The old zoning framework allowed single detached homes in the RF1 zone, semi-detached homes in the RF2 zone and rowhomes up to 1 unit per 150 m2 in the RF3 zone. The zoning bylaw, in conjunction with Area Redevelopment Plans, strictly dictated how and where developers can add density.
The full rewrite of Edmonton’s Zoning Bylaw, which took effect at the beginning of 2024, allowed by-right 1 unit per 75 m2 which is capped at 8 units for a midblock lot. Additionally, instead of controlling the exact type of residential use (single family/semi-detached), the city now allows any residential use. This allows developers and neighbourhood-driven demand to decide the form of housing it desires.

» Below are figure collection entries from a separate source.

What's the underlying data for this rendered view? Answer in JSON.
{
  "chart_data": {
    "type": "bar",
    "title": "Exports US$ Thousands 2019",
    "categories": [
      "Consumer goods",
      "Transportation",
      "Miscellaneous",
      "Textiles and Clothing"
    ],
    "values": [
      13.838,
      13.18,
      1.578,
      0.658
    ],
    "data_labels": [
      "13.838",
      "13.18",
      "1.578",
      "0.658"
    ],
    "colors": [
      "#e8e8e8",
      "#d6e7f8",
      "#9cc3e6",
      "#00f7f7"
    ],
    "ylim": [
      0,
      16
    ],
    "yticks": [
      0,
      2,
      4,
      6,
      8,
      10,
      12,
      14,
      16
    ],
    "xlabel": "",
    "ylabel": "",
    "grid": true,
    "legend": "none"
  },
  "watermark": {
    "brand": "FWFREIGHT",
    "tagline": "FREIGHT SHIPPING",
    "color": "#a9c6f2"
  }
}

Removing arbitrary parking requirements cut development costs
The City also removed minimum parking requirements in 2020, switching to Open Option Parking to allow market forces to determine how much parking a property needs. A semi-detached home may demand a heated 2 car garage per unit in order to position itself, but a small 8-unit apartment building near transit will likely do well with an uncovered 3-to-4 car concrete pad off the rear lane. Instead of applying a broad stroke of “one stall per unit” across all types of residential buildings, developers pick and choose based on what adds the most value to their target demographic.
Unlocking densification through low-cost and low-risk development
Small-scale infill developments also operate within Part 9 of Alberta’s Building Code, making permitting and construction costs much lighter, thus creating a very cost effective way of delivering more units to the market. This reduces a lot of the costs associated with residential development, and these savings get passed on to renters due to a high degree of competition. New developments in Edmonton can get away with asking for far less in rent than the typical premium that large-scale infill needs in order to pencil out, which allows missing-middle housing to be priced in a mid-tier quartile instead of competing in the luxury space.
The delivery mechanism of small-scale infill also introduces a critical time advantage. Instead of the multi-year horizons required for large developments, missing-middle projects deliver finished units to the market within 12 to 15 months. This compressed cycle drastically reduces interest rate risk and carrying costs. Small-scale developers can accept a lower rate of return due to less uncertainty.
Vacancy relief for the cheapest rentals
The result of all this new missing-middle development is that the cheapest 75% of rentals are becoming highly stable. Instead of middle-income renters being pushed into the lowest quartile during a population growth surge, Edmonton’s supply is steadily keeping up with exactly what the market demands. This allows the vacancy in the cheapest 75% to hover comfortably around 3%.
Japan’s precedent for gentle density
It is often suggested that Edmonton’s affordability is due to nearly endless cheap land nearby and that the nature of Toronto and Vancouver’s spatial constraints make them inevitably unaffordable. But Edmonton’s current affordability advantage actually comes from its ability to grow upward, not outward.
Looking internationally, Japan has a very similar regulatory framework of bottom-up, demand-driven density. In the 1970s, Japan nationalized the zoning code and consolidated their zones down to just 12 core “use categories.” Just as Edmonton is doing, bottom-up gentle density allows developers to deliver more housing where there is demand for it. Today, Japan has the most affordable rent of any developed country.
Japan largely achieves affordability by allowing space for every form of housing the market demands. Hyper-affordable micro apartments in Tokyo’s suburbs can be rented for as little as CA$300, because there is an environment for a developer to be able to easily reposition an existing building to something the market demands.
Thirty months ago Edmonton officially reformed its regulatory environment allowing cheap and cost effective density to be added and respond to demand. As a result, the most affordable units can remain affordable, slowing or preventing housing scarcity. Edmonton’s Japan-like approach shifted to the North American context is now the blueprint for municipalities that take affordability seriously.